The development of more effective chemotherapeutic agents that carry fewer side effects has been important to the successful management of echinococcal disease. Use of these modern agents may even be considered as an initial treatment for the multiple small cysts seen in secondary disease, particularly when they are located in eloquent areas of the brain in patients with minimal neurological deficits. Patients not responding to this chemotherapy can be considered as surgical candidates, especially if they are experiencing progressive neurological signs and symptoms.

General

Antihelminthic agents are available for use to augment the surgical resection of hydatid cysts (16). Two agents are available, mebendazole and albendazole, and both agents have been shown to be effective in the treatment of hydatid cysts in liver and abdomen. Both agents also may reduce the fertility of the cyst. However, these larvacidal agents exhibit no beneficial effects when administered alone for the treatment of cerebral hydatid cysts.

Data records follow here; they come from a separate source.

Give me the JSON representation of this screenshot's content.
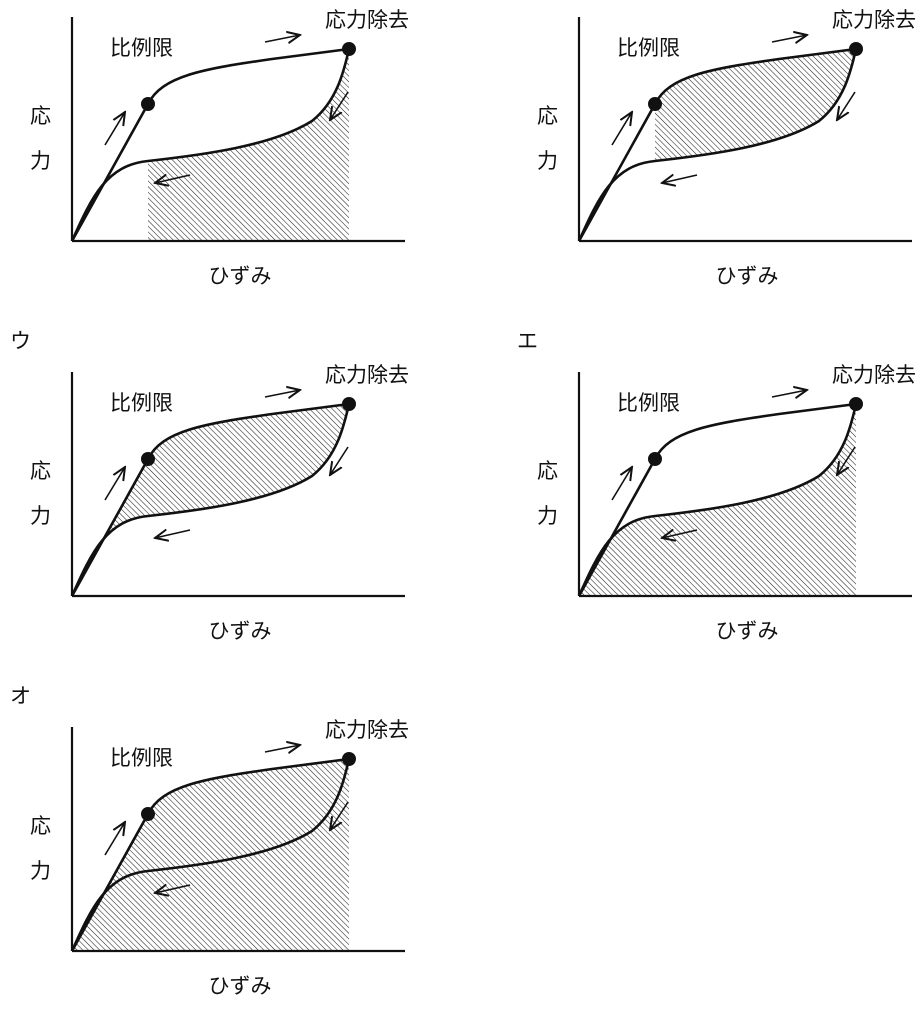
{
  "panels": [
    {
      "region": "under-unloading",
      "proportional_limit": "比例限",
      "unload": "応力除去",
      "y_label": [
        "応",
        "力"
      ],
      "x_label": "ひずみ"
    },
    {
      "region": "between-curves-from-limit",
      "proportional_limit": "比例限",
      "unload": "応力除去",
      "y_label": [
        "応",
        "力"
      ],
      "x_label": "ひずみ"
    },
    {
      "option": "ウ",
      "region": "between-curves",
      "proportional_limit": "比例限",
      "unload": "応力除去",
      "y_label": [
        "応",
        "力"
      ],
      "x_label": "ひずみ"
    },
    {
      "option": "エ",
      "region": "under-unloading-full",
      "proportional_limit": "比例限",
      "unload": "応力除去",
      "y_label": [
        "応",
        "力"
      ],
      "x_label": "ひずみ"
    },
    {
      "option": "オ",
      "region": "under-loading",
      "proportional_limit": "比例限",
      "unload": "応力除去",
      "y_label": [
        "応",
        "力"
      ],
      "x_label": "ひずみ"
    }
  ]
}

No side effects of mebendazole or albendazole are reported either in the literature or in cooperative studies (44).

Indications for antihelminthic drugs

  • Intraoperative rupture

Multiple cysts

  • Reduction in the cyst size: A cyst deemed inoperable due to its size can be treated with an antihelminthic agent in the hope that by so doing the cyst will become operable (1, 10, 23).
  • Hydatid disease of the spine: Lam et al. (31) report that drug therapy is effective in a patient with inoperable spinal hydatidosis. 

Albendazole

  • Broad spectrum oral antihelminthic: Albendazole is a broad-spectrum antihelminthic agent with good oral absorption that blocks glucose uptake, depletes the glycogen stores, and thus immobilizes and kills the parasite (6).
  • Use as adjuvant to surgery and for secondary disease: Albendazole can be given to patients who have multiple organ involvement or multiple cysts inside the cranial cavity.  Some authors also recommend its use for patients who have residual cysts after surgery or when a cyst ruptures intraoperatively, whereas others  recommend that albendazole not be routinely used when intact removal of intracranial hydatid cyst or cysts is accomplished (16, 27, 43).
  • 10–15 mg/day for 3 months: When used in conjunction with surgical removal of the cyst, 10–15 mg/kg/day of albendazole is given for 3 months.